Hope this can be useful to others! Some quirks might still be present, I haven’t tested on Linux/macOS, but that testing/adding support for those platform is next. I’m also looking at the possibility of having an easy “install.py” command to add the model to the local argos-package directory so that it can be used in argos-translate/LT.
Nice! This should help to increase the production rate for Argos Translate models. I read through the code and here are some comments:
The docs are great!
I like this syntax: "file://D:\\path\\to\\mydataset-en_es"
The “.txt” extensions in the data packages works well. I don’t currently use any file extensions on the source and target files in “.argosdata” packages because I thought I might want to do other types of data in the future (images, audio, who knows). If the data is explicitly text I think the “.txt” extension is better.

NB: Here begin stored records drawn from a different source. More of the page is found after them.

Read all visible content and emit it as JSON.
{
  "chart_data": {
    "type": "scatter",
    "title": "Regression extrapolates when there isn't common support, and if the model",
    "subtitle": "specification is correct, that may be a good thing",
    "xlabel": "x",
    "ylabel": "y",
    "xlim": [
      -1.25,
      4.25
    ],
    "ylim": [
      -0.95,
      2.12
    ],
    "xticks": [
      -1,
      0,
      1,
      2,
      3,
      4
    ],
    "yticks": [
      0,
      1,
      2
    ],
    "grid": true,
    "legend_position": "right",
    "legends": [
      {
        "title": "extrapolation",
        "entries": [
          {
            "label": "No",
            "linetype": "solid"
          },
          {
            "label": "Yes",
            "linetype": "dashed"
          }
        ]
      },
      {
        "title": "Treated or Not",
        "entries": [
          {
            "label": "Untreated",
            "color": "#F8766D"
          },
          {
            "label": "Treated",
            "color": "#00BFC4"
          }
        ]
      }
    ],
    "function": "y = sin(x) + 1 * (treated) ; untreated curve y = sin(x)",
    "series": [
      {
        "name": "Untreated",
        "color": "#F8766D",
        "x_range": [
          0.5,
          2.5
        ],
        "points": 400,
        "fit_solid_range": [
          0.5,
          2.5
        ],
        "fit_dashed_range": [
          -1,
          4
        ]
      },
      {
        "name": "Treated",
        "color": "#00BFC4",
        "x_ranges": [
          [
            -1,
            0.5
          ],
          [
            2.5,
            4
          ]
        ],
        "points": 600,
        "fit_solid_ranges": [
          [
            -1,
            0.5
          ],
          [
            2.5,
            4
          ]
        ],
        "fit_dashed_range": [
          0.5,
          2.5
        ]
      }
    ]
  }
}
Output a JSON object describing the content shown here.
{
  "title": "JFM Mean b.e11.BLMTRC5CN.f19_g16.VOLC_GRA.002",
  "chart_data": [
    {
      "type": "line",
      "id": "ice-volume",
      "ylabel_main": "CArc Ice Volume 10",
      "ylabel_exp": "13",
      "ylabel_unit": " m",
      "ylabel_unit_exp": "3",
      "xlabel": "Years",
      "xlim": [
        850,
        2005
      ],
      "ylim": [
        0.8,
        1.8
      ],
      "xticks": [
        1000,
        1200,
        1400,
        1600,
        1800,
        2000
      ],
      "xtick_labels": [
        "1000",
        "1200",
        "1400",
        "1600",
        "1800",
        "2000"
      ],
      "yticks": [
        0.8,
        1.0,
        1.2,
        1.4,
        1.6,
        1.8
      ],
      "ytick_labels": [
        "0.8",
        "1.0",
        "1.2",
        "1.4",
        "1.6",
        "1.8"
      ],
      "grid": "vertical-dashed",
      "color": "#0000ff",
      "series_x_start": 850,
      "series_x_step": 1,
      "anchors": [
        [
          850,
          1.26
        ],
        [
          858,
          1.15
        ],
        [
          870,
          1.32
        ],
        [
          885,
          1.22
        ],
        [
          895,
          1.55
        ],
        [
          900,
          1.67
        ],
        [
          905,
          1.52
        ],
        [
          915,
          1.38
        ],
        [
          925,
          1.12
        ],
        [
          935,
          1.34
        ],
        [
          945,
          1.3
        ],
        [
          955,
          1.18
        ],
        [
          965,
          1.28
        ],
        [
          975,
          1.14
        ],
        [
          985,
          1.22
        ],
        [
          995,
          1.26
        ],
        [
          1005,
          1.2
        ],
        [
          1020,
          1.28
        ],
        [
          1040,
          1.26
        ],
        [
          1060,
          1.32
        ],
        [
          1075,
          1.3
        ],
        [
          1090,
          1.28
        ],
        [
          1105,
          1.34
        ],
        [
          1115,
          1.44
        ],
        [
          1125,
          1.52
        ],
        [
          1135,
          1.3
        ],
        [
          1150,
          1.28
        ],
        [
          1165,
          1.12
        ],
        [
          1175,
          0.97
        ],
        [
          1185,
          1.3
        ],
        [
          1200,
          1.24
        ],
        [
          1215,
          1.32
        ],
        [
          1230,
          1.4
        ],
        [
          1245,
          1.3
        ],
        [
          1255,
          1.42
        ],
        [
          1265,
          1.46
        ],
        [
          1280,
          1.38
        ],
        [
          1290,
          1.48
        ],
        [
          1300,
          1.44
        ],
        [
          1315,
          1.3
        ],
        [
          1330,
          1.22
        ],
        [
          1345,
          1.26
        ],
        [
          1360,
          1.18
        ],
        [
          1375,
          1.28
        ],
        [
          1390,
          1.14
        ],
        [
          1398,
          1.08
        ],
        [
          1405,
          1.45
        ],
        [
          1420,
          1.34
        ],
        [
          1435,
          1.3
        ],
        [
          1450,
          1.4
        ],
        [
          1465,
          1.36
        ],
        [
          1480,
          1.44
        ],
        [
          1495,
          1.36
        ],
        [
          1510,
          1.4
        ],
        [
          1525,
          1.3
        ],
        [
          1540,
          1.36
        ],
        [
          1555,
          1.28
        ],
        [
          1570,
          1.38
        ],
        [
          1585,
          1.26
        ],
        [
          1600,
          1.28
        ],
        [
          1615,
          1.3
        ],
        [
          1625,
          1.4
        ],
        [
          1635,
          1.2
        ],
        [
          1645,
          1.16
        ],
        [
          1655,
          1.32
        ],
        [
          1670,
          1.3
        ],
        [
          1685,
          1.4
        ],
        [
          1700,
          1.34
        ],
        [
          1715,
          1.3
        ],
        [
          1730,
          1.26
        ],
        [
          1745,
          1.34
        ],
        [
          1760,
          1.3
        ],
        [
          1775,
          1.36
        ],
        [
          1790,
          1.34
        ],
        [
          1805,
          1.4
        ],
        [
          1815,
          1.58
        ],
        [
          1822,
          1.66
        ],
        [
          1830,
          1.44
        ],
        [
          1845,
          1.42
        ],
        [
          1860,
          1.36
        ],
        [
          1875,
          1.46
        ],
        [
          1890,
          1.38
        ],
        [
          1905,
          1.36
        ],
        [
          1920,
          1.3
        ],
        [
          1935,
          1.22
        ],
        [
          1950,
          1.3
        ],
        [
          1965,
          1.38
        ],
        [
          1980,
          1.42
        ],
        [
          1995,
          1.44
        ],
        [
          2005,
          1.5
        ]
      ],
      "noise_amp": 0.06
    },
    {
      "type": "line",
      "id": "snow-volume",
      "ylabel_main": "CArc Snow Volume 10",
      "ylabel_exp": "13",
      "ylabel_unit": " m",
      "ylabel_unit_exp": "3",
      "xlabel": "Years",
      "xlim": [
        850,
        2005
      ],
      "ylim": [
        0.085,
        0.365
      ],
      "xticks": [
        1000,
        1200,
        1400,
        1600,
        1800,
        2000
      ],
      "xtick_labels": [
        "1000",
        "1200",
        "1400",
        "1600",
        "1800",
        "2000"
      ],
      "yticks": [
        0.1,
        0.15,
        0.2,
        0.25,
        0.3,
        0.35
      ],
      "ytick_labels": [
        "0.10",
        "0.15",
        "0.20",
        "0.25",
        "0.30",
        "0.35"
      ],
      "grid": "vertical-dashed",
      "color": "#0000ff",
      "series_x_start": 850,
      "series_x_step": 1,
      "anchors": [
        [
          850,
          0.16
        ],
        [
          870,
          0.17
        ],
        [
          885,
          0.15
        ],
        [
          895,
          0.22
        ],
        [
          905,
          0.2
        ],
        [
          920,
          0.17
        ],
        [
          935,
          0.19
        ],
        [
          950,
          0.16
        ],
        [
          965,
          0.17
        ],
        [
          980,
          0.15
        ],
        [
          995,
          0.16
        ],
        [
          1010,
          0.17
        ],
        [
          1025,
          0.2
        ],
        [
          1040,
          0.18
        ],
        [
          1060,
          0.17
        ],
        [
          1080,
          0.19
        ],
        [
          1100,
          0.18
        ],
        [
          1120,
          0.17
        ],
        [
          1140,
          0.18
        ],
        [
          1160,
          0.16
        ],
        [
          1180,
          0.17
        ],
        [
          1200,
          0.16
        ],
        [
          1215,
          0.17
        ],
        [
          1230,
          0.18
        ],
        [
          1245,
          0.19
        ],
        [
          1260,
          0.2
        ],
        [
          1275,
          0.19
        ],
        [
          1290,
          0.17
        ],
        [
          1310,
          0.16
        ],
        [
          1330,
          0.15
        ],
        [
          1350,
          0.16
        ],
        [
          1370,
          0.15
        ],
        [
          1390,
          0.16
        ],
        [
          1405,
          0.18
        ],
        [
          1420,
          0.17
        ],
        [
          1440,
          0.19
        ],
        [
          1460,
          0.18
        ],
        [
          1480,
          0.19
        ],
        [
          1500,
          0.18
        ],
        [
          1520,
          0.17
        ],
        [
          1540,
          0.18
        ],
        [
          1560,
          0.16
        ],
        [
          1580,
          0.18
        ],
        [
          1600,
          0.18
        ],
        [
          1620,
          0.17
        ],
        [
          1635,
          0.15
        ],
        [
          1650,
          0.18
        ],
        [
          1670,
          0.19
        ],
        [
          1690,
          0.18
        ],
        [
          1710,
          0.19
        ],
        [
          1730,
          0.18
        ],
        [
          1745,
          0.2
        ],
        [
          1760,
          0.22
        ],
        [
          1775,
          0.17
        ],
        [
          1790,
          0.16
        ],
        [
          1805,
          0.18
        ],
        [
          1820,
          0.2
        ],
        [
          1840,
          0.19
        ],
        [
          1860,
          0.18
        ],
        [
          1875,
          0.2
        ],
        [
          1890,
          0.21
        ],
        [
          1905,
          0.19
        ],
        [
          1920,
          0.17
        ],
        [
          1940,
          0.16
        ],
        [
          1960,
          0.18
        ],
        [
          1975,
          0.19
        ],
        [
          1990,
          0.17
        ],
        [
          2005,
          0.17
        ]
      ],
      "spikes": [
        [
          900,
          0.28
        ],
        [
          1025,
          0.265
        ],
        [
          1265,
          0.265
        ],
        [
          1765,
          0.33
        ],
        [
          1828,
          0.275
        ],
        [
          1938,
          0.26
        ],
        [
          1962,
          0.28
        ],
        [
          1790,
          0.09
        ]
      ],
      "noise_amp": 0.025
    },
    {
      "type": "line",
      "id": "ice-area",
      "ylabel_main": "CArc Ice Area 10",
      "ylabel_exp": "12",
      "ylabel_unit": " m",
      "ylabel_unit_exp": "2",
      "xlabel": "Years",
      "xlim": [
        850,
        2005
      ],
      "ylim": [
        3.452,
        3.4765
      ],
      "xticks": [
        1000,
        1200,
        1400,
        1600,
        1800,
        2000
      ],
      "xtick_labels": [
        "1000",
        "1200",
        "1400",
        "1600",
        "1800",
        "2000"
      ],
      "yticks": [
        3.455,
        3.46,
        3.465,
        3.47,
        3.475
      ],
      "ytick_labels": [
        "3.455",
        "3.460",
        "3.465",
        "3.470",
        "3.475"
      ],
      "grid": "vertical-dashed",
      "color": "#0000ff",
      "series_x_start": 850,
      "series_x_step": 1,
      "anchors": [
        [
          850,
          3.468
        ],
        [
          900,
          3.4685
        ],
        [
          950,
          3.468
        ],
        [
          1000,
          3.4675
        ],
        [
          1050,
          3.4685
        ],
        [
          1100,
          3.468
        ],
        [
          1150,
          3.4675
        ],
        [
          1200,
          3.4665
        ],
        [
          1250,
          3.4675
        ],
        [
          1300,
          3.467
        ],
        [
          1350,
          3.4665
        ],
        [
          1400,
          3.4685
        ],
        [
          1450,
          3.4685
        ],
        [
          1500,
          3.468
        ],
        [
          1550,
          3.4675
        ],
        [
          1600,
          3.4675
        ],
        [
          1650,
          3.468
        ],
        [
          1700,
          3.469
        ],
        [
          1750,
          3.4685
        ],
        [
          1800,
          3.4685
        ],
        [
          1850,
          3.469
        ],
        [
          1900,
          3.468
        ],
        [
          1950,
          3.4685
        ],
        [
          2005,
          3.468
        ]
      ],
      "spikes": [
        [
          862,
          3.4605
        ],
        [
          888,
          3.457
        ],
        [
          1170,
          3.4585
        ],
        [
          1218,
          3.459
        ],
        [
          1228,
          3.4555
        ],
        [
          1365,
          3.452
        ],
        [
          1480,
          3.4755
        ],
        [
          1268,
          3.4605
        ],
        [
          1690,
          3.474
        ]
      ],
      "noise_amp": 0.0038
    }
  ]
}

The functionality for automatically calculating BLEU scores is nice to have despite the limitations of BLEU scores we’ve found.
The option to run in toy mode is a great feature. I’ve found Argos Train difficult to test in large part because a complete training run takes so long.
I’ve found that int8 quantization, like you’re using, works well but this is something you could experiment with.
I think the OpenNMT devs have been working a lot on OpenNMT data transforms which could be useful if you want to filter or clean datasets. OpenNMT-py also has functionality for dataset weighting, for example, you could use data from one dataset at double the rate for training.
It’s actually the same code, just edited for use as a module rather than as a script, but I found that running python within python (e.g. run a python subprocess within a python process) was giving me some issues with module imports, rather than troubleshooting those I decided to just edit the average_models.py script and use it as a module.
Yep I was looking at the weight options for different corpuses, I figured we can experiment with those once I have a simple pipeline working using a single one just like argos-train uses, but should be relatively easy to expand the program to have that ability.
I was able to run Locomotive on a Vast.ai Linux server with a RTX4090 GPU and the demo mostly worked out of the box.
python3 train.py --config model-config.json
I did get this error from CTranslate2 failing to use CUDA but I fixed it by setting the CTranslate2 device to “cpu”:
[email protected]:~/Locomotive$ python3 eval.py --config model-config.json
Starting interactive mode
(en)> Hello this is a test
Traceback (most recent call last):
File "/root/Locomotive/eval.py", line 239, in <module>
translation_obj = data["model"].translate_batch(
RuntimeError: Library libcublas.so.11 is not found or cannot be loaded
I also decreased the number of train steps to make the training run shorter:
Despite the short training time and solely using the TildeMODEL dataset the model seems to generate decent quality translations.
Interactive mode
[email protected]:~/Locomotive$ python3 eval.py --config model-config.json
Starting interactive mode
(en)> Hope this can be useful to others! Some quirks might still be present, I haven’t tested on Linux/macOS, but that testing/adding support for those platform is next. I’m also looking at the possibility of having an easy “install.py” command to add the model to the local argos-package directory so that it can be used in argos-translate/LT. :tada:
(it)> E' possibile che ciò possa essere utile per altri!, che potrebbero ancora essere presenti, hontoto sulla Linux/macOS, ma che le prove/astendono il sostegno a questa piattaforma sono prossime. I'm cerca anche di avere un semplice "impianto di comando" per aggiungere il modello al repertorio locale argos-pacchetto, affinché possa essere usato in unrgos-trans/LTda:
(en)> ^C
BLEU
[email protected]:~/Locomotive$ python3 eval.py --config model-config.json --bleu
Downloading flores200 dataset...
Tokenizer 'spm' has been changed to 'flores101', and may be removed in the future.
BLEU score: 52.79772
Note to override valid_steps and train_steps, you can place those directly into config.json, no need to edit the py files. Strange about ctranslate2, will need to investigate that!